As I continue to learn more I will update my blog. I have been inspired in many ways to change some of my own habits because of what I’ve experienced here – more massages and rededicating myself to my yoga practice and spin. However, I still need help understanding why people so seemingly into their health smoke at such a high rate and in most public places. I look forward to learning more about that as well.

I came. I saw. And nothing was conquered….

After many long sleepless nights and hours spent meditating on writing, I decided it was finally time for me to actually perform the task of writing. When it comes to writing I am a living, breathing contradiction. I am for all intents and purposes a writer. However, I haven’t written anything in months. I have suffered for some time from a crippling form of writer’s block. That is until I moved here…China. I have been living in China for exactly one month and while embarking on this journey I find myself mulling over all of my past travels, Cuba particularly.

I have no idea whether or not it is safe for me to disclose details about my trip to Cuba, but since it was a highly educational experience I will take my chances. Before every trip I always envision the experience I wish to have, right down to the feelings I want to feel. Now, most of the times I am able to recreate this projection of sorts. I eat the foods I want to eat. I reach the destinations I planned to visit. And I meet locals and learn about the culture. But Cuba was different. Cuba made me question much of what I do as a traveler, how I do it and what I need to do differently. I realized that as a traveler, and perhaps because I am a writer (really I am) I have a tendency to romanticize a place and the expected experiences I will have in said place. Cuba, unintentionally, burst my little romantic fantasy bubble. There is no romanticizing a place when you spend more than four days there. I didn’t just speak to the little locals, I went to their homes. I ate with them. And I really, really talked to them. Not just about their country, but about their condition. Don’t get me wrong. It was never a tale of woe. Cubans are extraordinarily proud people who love their country. And many wouldn’t leave under any circumstances. Ironically, this realization fascinated me the most.

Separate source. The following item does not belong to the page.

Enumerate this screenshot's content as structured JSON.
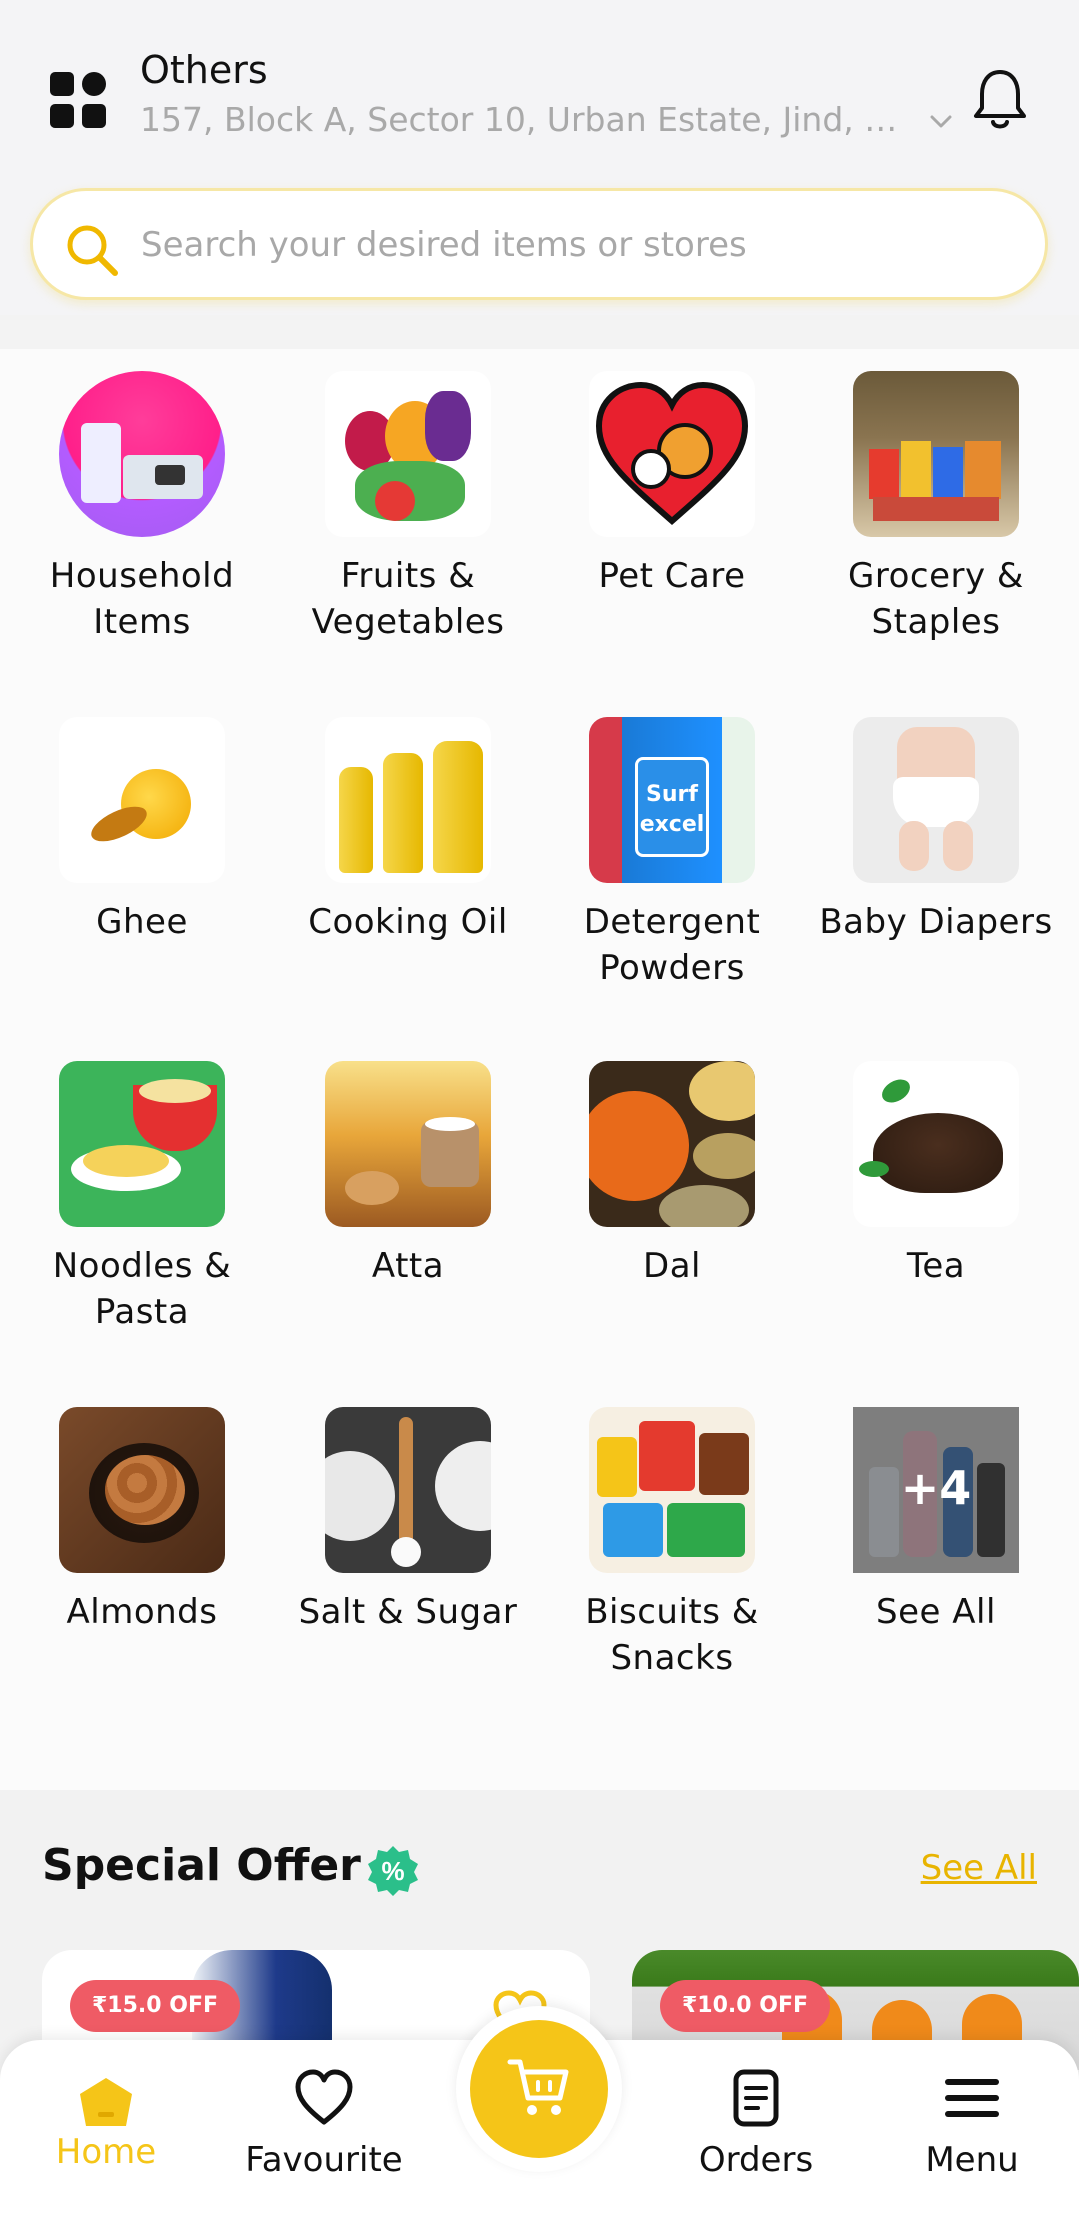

But the greatest thing of all about Cuba is that it helped to prepare me, albeit slightly, for life in China. The lack of access to social media. The blind patriotism and socialist ideologies. And the obvious gulf between the classes. I now have more questions than answers about the places I’ve traveled to and the destinations yet to come. I no longer have a desire to “conquer” a place because I know that it is an impossible feat. But my hope is that by the time I leave China, I will understand and appreciate it as I eventually understood and appreciated Cuba.